論文生産術、またはたくさん書く方法

「できる研究者の論文生産術」

現在、私は都内の大学の修士課程二年目に在籍しているため、修士論文を書いています。あまりはかどっていなくてときどき心がざわざわするので、これはいかんなとカンフル剤を買うことにしました。

 

 

原題はHow to write a lot,  たくさん書く方法、です。

この本のメッセージはとてもシンプル。スケジュールを立て、目標を設定し、書く。これだけです。でも、それができないから困っているわけで……。このシンプルな教えを実行するための細かなTipsがとても参考になりました。

 

スケジュールを立てる。

スケジュールといっても、理想や妄想を描くのではありません。単に、毎日のスケジュールに書くための時間を設定してしまうこと。

筆者は平日の朝8時から10時までを執筆に当てているそうです。そしてものすごく重要だと思ったのがここ!

朝起きてコーヒーをいれ、机に向かう。気が散るのでメールはチェックしない。シャワーもなし、着替えもなし。ともかく朝起きたらそのまま机に向かって書き始める。

この着替えもなし、というのがいいですね。起きたらいきなり書き始めるわけです。脳が働いて小賢しい言い訳を始める前に、書き始める。書くことを概念化する前に書く! 飲む前に飲む! みたいなことです(違)。

 

目標を設定する。

設定するのは夢見がちな目標ではありません。机に向かって途方にくれてしまうのを防ぐため、今日や明日やることを書き出すだけです。昨日書いた部分を見直す、とか、第二節のアウトラインを考える、とか、最低2000字書く、などなど。

ポイントは、書くための時間で書くことにまつわるすべての行為を行ってよいということ。これで準備不足だから書けないという言い訳はできません。テキストを読むのも、ブレストも、アウトライン作成も、すべてこの時間に行ってOK。これは現実的で素晴らしいシステムです。一気に書くことに近づけます。

 

書く。

書きます。黙々と書きます。その日書いた分量を記録しておくと、自分が一日でどのくらいの量を書けるのかが把握できてよいそうです。たしかに精神の安定に役立つかもしれません。これっぽち!と不安にもなりますが……正しい現状認識は大事ですね。

おもしろかったのが、独創的なアイデアは、強制的にであっても毎日書いた方が頻繁に浮かんでくるという研究結果です。アイデアが浮かばないから書かない、というのは非常に馬鹿げた言い訳ということになります。経験を振り返ってみれば当然のことなのに、なぜかアイデアも書くことも遠ざけてしまいがちです。愛されてないから愛さない、みたいなことですね。こちらから愛すれば愛される頻度も高まるのに!!的な。愛もアイデアも遠ざけるのはやめましょう。

 

習慣づけられた行為の力

ルーティン化すると意志に頼らない状態で行為に取り組むことができます。人間は意志の力を過大評価する生き物ですが、意志力は妄想と考えたほうがよさそうです。非意志的な習慣とそれによる行為の積み重ねを振り返った時初めて、「そこに意志があった……」ということになるのだと思います。

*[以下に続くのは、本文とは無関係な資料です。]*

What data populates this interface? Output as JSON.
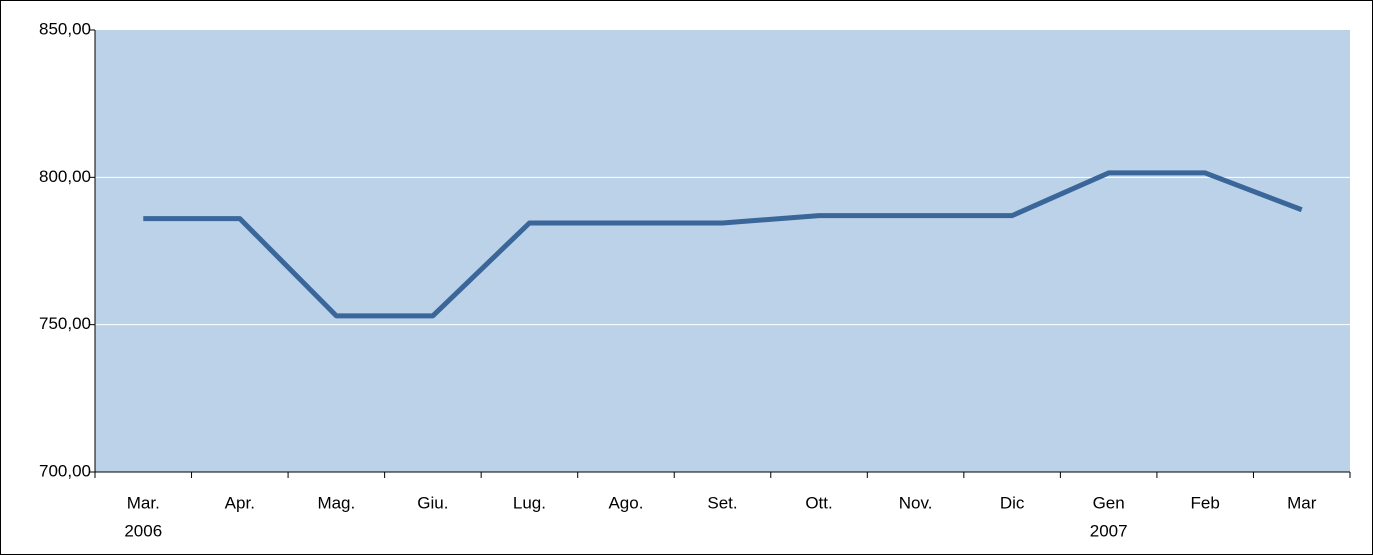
{
  "chart_data": {
    "type": "line",
    "categories": [
      "Mar.",
      "Apr.",
      "Mag.",
      "Giu.",
      "Lug.",
      "Ago.",
      "Set.",
      "Ott.",
      "Nov.",
      "Dic",
      "Gen",
      "Feb",
      "Mar"
    ],
    "category_years": [
      "2006",
      null,
      null,
      null,
      null,
      null,
      null,
      null,
      null,
      null,
      "2007",
      null,
      null
    ],
    "values": [
      786,
      786,
      753,
      753,
      784.5,
      784.5,
      784.5,
      787,
      787,
      787,
      801.5,
      801.5,
      789
    ],
    "color": "#3a6699",
    "ylim": [
      700,
      850
    ],
    "yticks": [
      {
        "value": 700,
        "label": "700,00"
      },
      {
        "value": 750,
        "label": "750,00"
      },
      {
        "value": 800,
        "label": "800,00"
      },
      {
        "value": 850,
        "label": "850,00"
      }
    ],
    "grid": true
  }
}
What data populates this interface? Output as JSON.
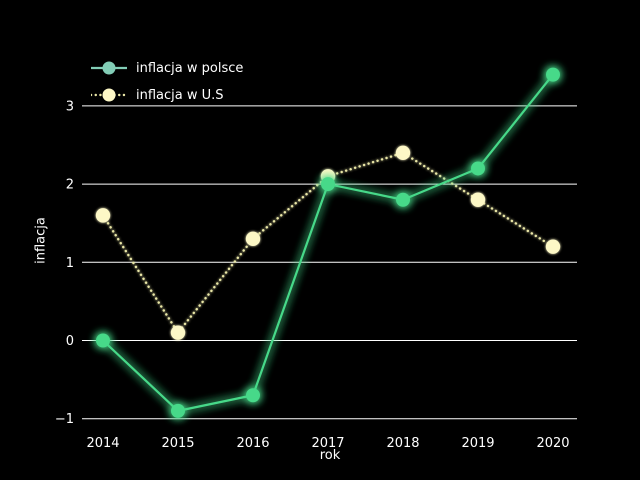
{
  "figure": {
    "background_color": "#000000",
    "text_color": "#ffffff",
    "grid_color": "#ffffff"
  },
  "chart_data": {
    "type": "line",
    "title": "",
    "xlabel": "rok",
    "ylabel": "inflacja",
    "x": [
      2014,
      2015,
      2016,
      2017,
      2018,
      2019,
      2020
    ],
    "x_tick_labels": [
      "2014",
      "2015",
      "2016",
      "2017",
      "2018",
      "2019",
      "2020"
    ],
    "yticks": [
      3,
      2,
      1,
      0,
      -1
    ],
    "ytick_labels": [
      "3",
      "2",
      "1",
      "0",
      "−1"
    ],
    "ylim": [
      -1.35,
      3.65
    ],
    "grid": "horizontal",
    "legend_position": "upper-left",
    "series": [
      {
        "name": "inflacja w polsce",
        "values": [
          0.0,
          -0.9,
          -0.7,
          2.0,
          1.8,
          2.2,
          3.4
        ],
        "color": "#46d989",
        "legend_color": "#82cdb6",
        "line_style": "solid",
        "marker": "circle",
        "glow": true
      },
      {
        "name": "inflacja w U.S",
        "values": [
          1.6,
          0.1,
          1.3,
          2.1,
          2.4,
          1.8,
          1.2
        ],
        "color": "#e9e6a6",
        "marker_color": "#fdf8c6",
        "line_style": "dotted",
        "marker": "circle",
        "glow": true
      }
    ]
  }
}
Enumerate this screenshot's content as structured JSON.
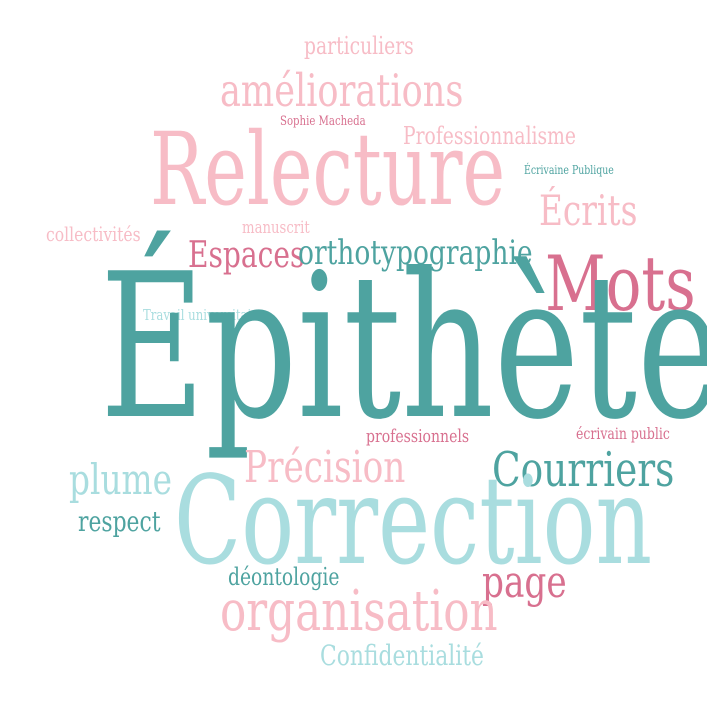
{
  "words": {
    "particuliers": "particuliers",
    "ameliorations": "améliorations",
    "sophie": "Sophie Macheda",
    "professionnalisme": "Professionnalisme",
    "relecture": "Relecture",
    "ecrivaine_publique": "Écrivaine Publique",
    "collectivites": "collectivités",
    "manuscrit": "manuscrit",
    "ecrits": "Écrits",
    "espaces": "Espaces",
    "orthotypographie": "orthotypographie",
    "mots": "Mots",
    "travail_universitaire": "Travail universitaire",
    "epithete": "Épithète",
    "professionnels": "professionnels",
    "ecrivain_public": "écrivain public",
    "precision": "Précision",
    "courriers": "Courriers",
    "plume": "plume",
    "correction": "Correction",
    "respect": "respect",
    "page": "page",
    "deontologie": "déontologie",
    "organisation": "organisation",
    "confidentialite": "Confidentialité"
  },
  "colors": {
    "light_pink": "#f7bcc6",
    "rose": "#d8708f",
    "teal": "#4ea3a0",
    "aqua": "#a9dddf"
  }
}
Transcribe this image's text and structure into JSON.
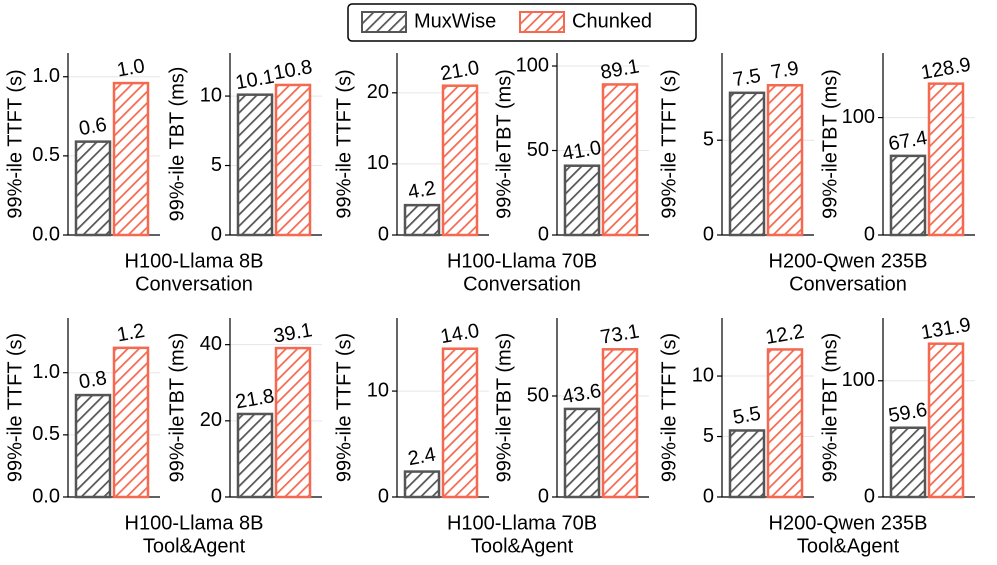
{
  "legend": [
    {
      "name": "MuxWise",
      "color": "#555555"
    },
    {
      "name": "Chunked",
      "color": "#f4694f"
    }
  ],
  "captions": [
    [
      "H100-Llama 8B",
      "Conversation"
    ],
    [
      "H100-Llama 70B",
      "Conversation"
    ],
    [
      "H200-Qwen 235B",
      "Conversation"
    ],
    [
      "H100-Llama 8B",
      "Tool&Agent"
    ],
    [
      "H100-Llama 70B",
      "Tool&Agent"
    ],
    [
      "H200-Qwen 235B",
      "Tool&Agent"
    ]
  ],
  "chart_data": [
    {
      "type": "bar",
      "ylabel": "99%-ile TTFT (s)",
      "values": [
        0.59,
        0.96
      ],
      "value_labels": [
        "0.6",
        "1.0"
      ],
      "ylim": [
        0,
        1.15
      ],
      "yticks": [
        {
          "value": 0,
          "label": "0.0"
        },
        0.5,
        {
          "value": 1,
          "label": "1.0"
        }
      ],
      "grid": true
    },
    {
      "type": "bar",
      "ylabel": "99%-ile TBT (ms)",
      "values": [
        10.1,
        10.8
      ],
      "value_labels": [
        "10.1",
        "10.8"
      ],
      "ylim": [
        0,
        13.1
      ],
      "yticks": [
        0,
        5,
        10
      ],
      "grid": true
    },
    {
      "type": "bar",
      "ylabel": "99%-ile TTFT (s)",
      "values": [
        4.2,
        21.0
      ],
      "value_labels": [
        "4.2",
        "21.0"
      ],
      "ylim": [
        0,
        25.6
      ],
      "yticks": [
        0,
        10,
        20
      ],
      "grid": true
    },
    {
      "type": "bar",
      "ylabel": "99%-ileTBT (ms)",
      "values": [
        41.0,
        89.1
      ],
      "value_labels": [
        "41.0",
        "89.1"
      ],
      "ylim": [
        0,
        107.7
      ],
      "yticks": [
        0,
        50,
        100
      ],
      "grid": true
    },
    {
      "type": "bar",
      "ylabel": "99%-ile TTFT (s)",
      "values": [
        7.5,
        7.9
      ],
      "value_labels": [
        "7.5",
        "7.9"
      ],
      "ylim": [
        0,
        9.6
      ],
      "yticks": [
        0,
        5
      ],
      "grid": true
    },
    {
      "type": "bar",
      "ylabel": "99%-ileTBT (ms)",
      "values": [
        67.4,
        128.9
      ],
      "value_labels": [
        "67.4",
        "128.9"
      ],
      "ylim": [
        0,
        155
      ],
      "yticks": [
        0,
        100
      ],
      "grid": true
    },
    {
      "type": "bar",
      "ylabel": "99%-ile TTFT (s)",
      "values": [
        0.82,
        1.2
      ],
      "value_labels": [
        "0.8",
        "1.2"
      ],
      "ylim": [
        0,
        1.44
      ],
      "yticks": [
        {
          "value": 0,
          "label": "0.0"
        },
        0.5,
        {
          "value": 1,
          "label": "1.0"
        }
      ],
      "grid": true
    },
    {
      "type": "bar",
      "ylabel": "99%-ileTBT (ms)",
      "values": [
        21.8,
        39.1
      ],
      "value_labels": [
        "21.8",
        "39.1"
      ],
      "ylim": [
        0,
        47
      ],
      "yticks": [
        0,
        20,
        40
      ],
      "grid": true
    },
    {
      "type": "bar",
      "ylabel": "99%-ile TTFT (s)",
      "values": [
        2.4,
        14.0
      ],
      "value_labels": [
        "2.4",
        "14.0"
      ],
      "ylim": [
        0,
        16.9
      ],
      "yticks": [
        0,
        10
      ],
      "grid": true
    },
    {
      "type": "bar",
      "ylabel": "99%-ileTBT (ms)",
      "values": [
        43.6,
        73.1
      ],
      "value_labels": [
        "43.6",
        "73.1"
      ],
      "ylim": [
        0,
        88.6
      ],
      "yticks": [
        0,
        50
      ],
      "grid": true
    },
    {
      "type": "bar",
      "ylabel": "99%-ile TTFT (s)",
      "values": [
        5.5,
        12.2
      ],
      "value_labels": [
        "5.5",
        "12.2"
      ],
      "ylim": [
        0,
        14.8
      ],
      "yticks": [
        0,
        5,
        10
      ],
      "grid": true
    },
    {
      "type": "bar",
      "ylabel": "99%-ileTBT (ms)",
      "values": [
        59.6,
        131.9
      ],
      "value_labels": [
        "59.6",
        "131.9"
      ],
      "ylim": [
        0,
        154
      ],
      "yticks": [
        0,
        100
      ],
      "grid": true
    }
  ]
}
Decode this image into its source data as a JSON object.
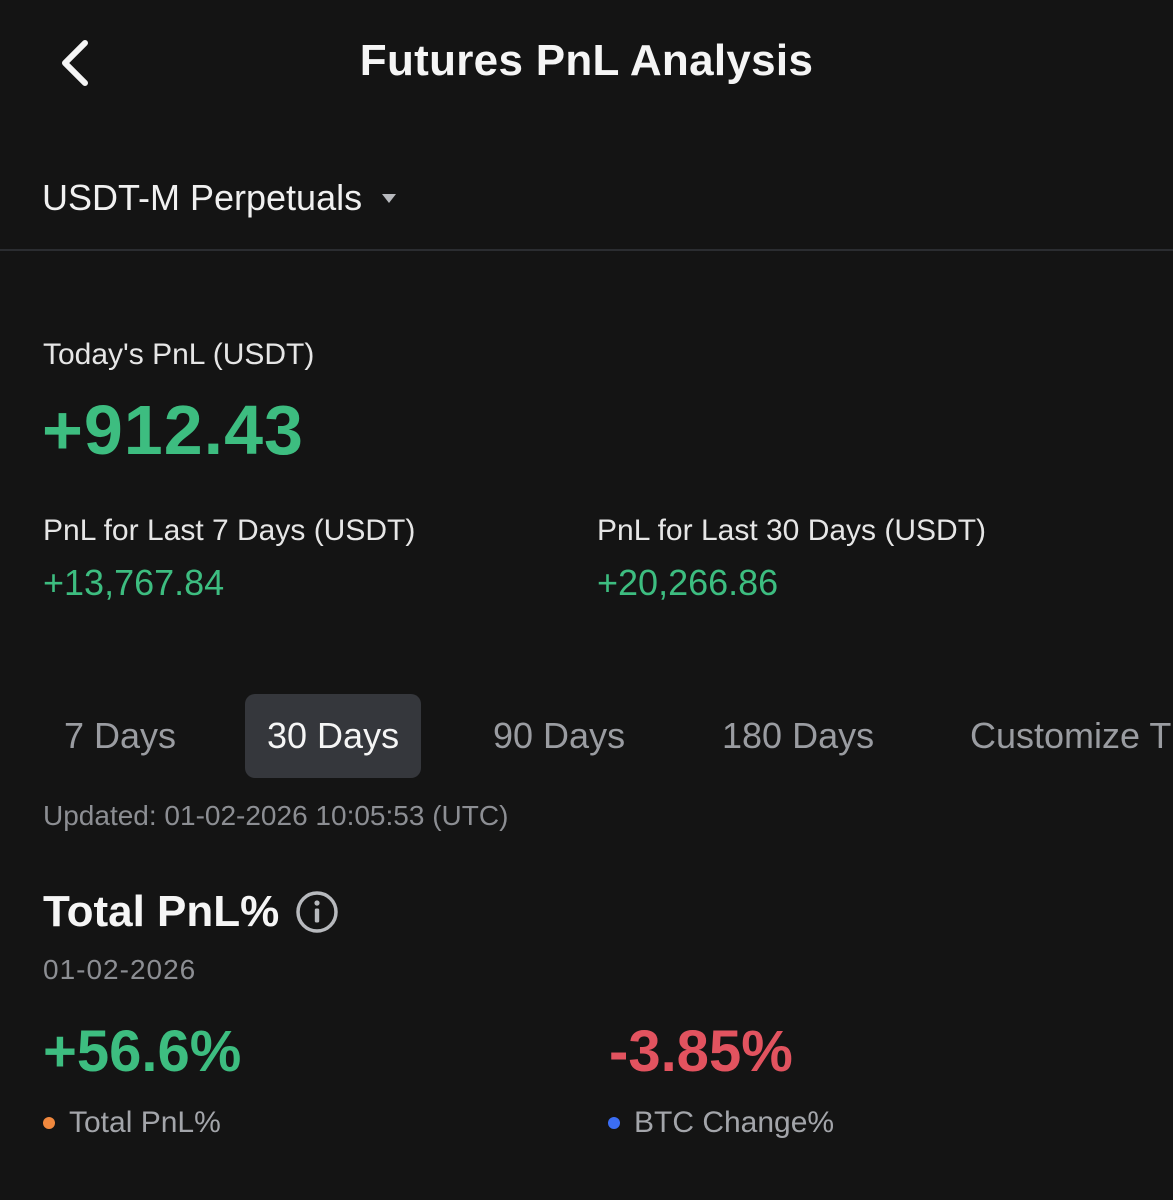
{
  "header": {
    "title": "Futures PnL Analysis"
  },
  "product": {
    "selected": "USDT-M Perpetuals"
  },
  "today": {
    "label": "Today's PnL (USDT)",
    "value": "+912.43"
  },
  "metrics": [
    {
      "label": "PnL for Last 7 Days (USDT)",
      "value": "+13,767.84"
    },
    {
      "label": "PnL for Last 30 Days (USDT)",
      "value": "+20,266.86"
    }
  ],
  "tabs": [
    {
      "label": "7 Days",
      "active": false
    },
    {
      "label": "30 Days",
      "active": true
    },
    {
      "label": "90 Days",
      "active": false
    },
    {
      "label": "180 Days",
      "active": false
    },
    {
      "label": "Customize T",
      "active": false
    }
  ],
  "updated": "Updated: 01-02-2026 10:05:53 (UTC)",
  "total_pnl": {
    "title": "Total PnL%",
    "date": "01-02-2026",
    "pnl_value": "+56.6%",
    "btc_value": "-3.85%",
    "legend": [
      {
        "label": "Total PnL%",
        "color": "#f0883e"
      },
      {
        "label": "BTC Change%",
        "color": "#3b6ef5"
      }
    ]
  },
  "colors": {
    "positive": "#3dbd80",
    "negative": "#e2535f",
    "background": "#141414"
  },
  "icons": {
    "back": "chevron-left-icon",
    "dropdown": "caret-down-icon",
    "info": "info-icon"
  }
}
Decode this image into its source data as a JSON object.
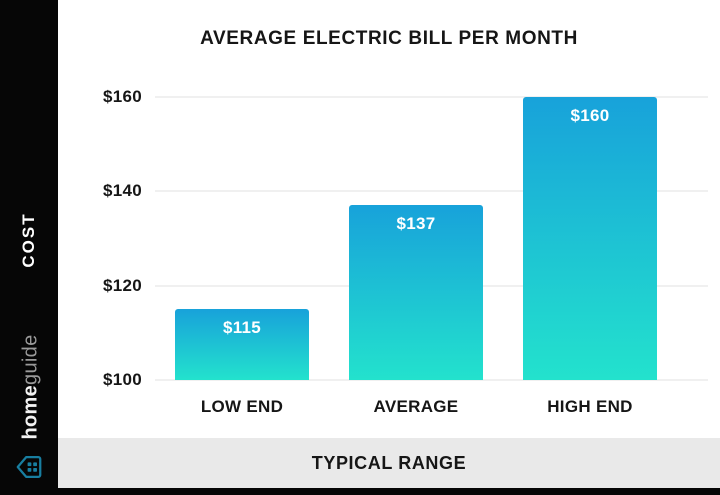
{
  "page": {
    "title": "AVERAGE ELECTRIC BILL PER MONTH",
    "footer_label": "TYPICAL RANGE"
  },
  "sidebar": {
    "cost_label": "COST",
    "brand_home": "home",
    "brand_guide": "guide",
    "logo_icon": "homeguide-house-icon"
  },
  "chart_data": {
    "type": "bar",
    "title": "AVERAGE ELECTRIC BILL PER MONTH",
    "categories": [
      "LOW END",
      "AVERAGE",
      "HIGH END"
    ],
    "values": [
      115,
      137,
      160
    ],
    "value_labels": [
      "$115",
      "$137",
      "$160"
    ],
    "xlabel": "TYPICAL RANGE",
    "ylabel": "COST",
    "ylim": [
      100,
      160
    ],
    "y_tick_values": [
      160,
      140,
      120,
      100
    ],
    "y_tick_labels": [
      "$160",
      "$140",
      "$120",
      "$100"
    ],
    "grid": true,
    "legend": false,
    "colors": {
      "bar_gradient_top": "#18a2da",
      "bar_gradient_bottom": "#23e2cd",
      "grid_line": "#f0f0f0",
      "axis_text": "#161616",
      "value_label": "#ffffff"
    }
  },
  "colors": {
    "sidebar_bg": "#060606",
    "footer_band_bg": "#e9e9e9",
    "bottom_strip": "#060606",
    "brand_home": "#f3f3f3",
    "brand_guide": "#9a9a9a",
    "logo_teal": "#187ea0"
  }
}
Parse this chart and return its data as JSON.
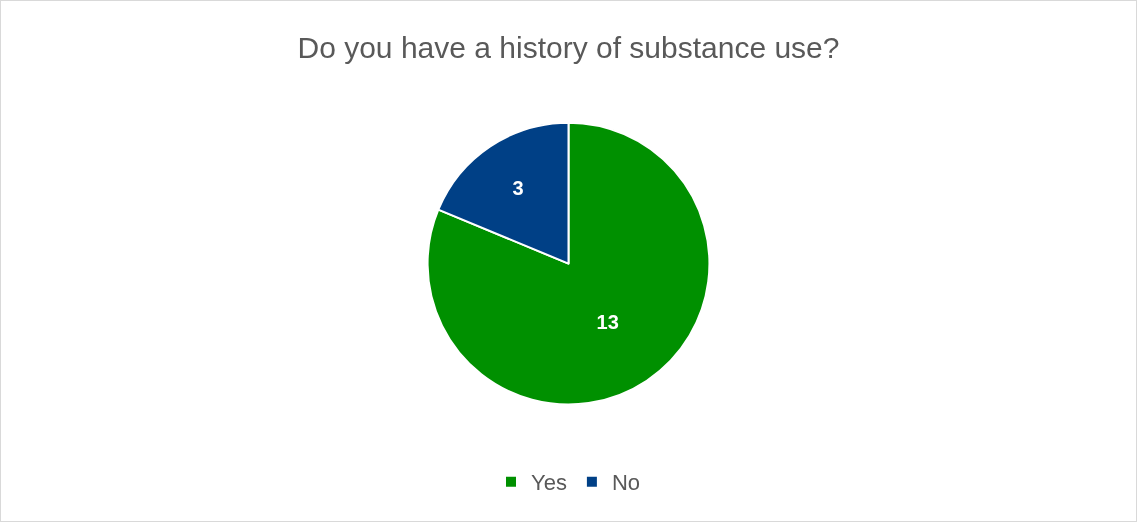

書くことについて考えている間は、書くことはできません。対象を思考するのをやめて、思考対象そのものになるとき、行為が起こっています。思考は私をどこへも連れて行ってくれず論文を仕上げてくれないので、朝起きたら書く生活を続けていきます。「シャワーもなし、着替えもなし」で。

 

なぜか書けるようになる不思議な力のある本。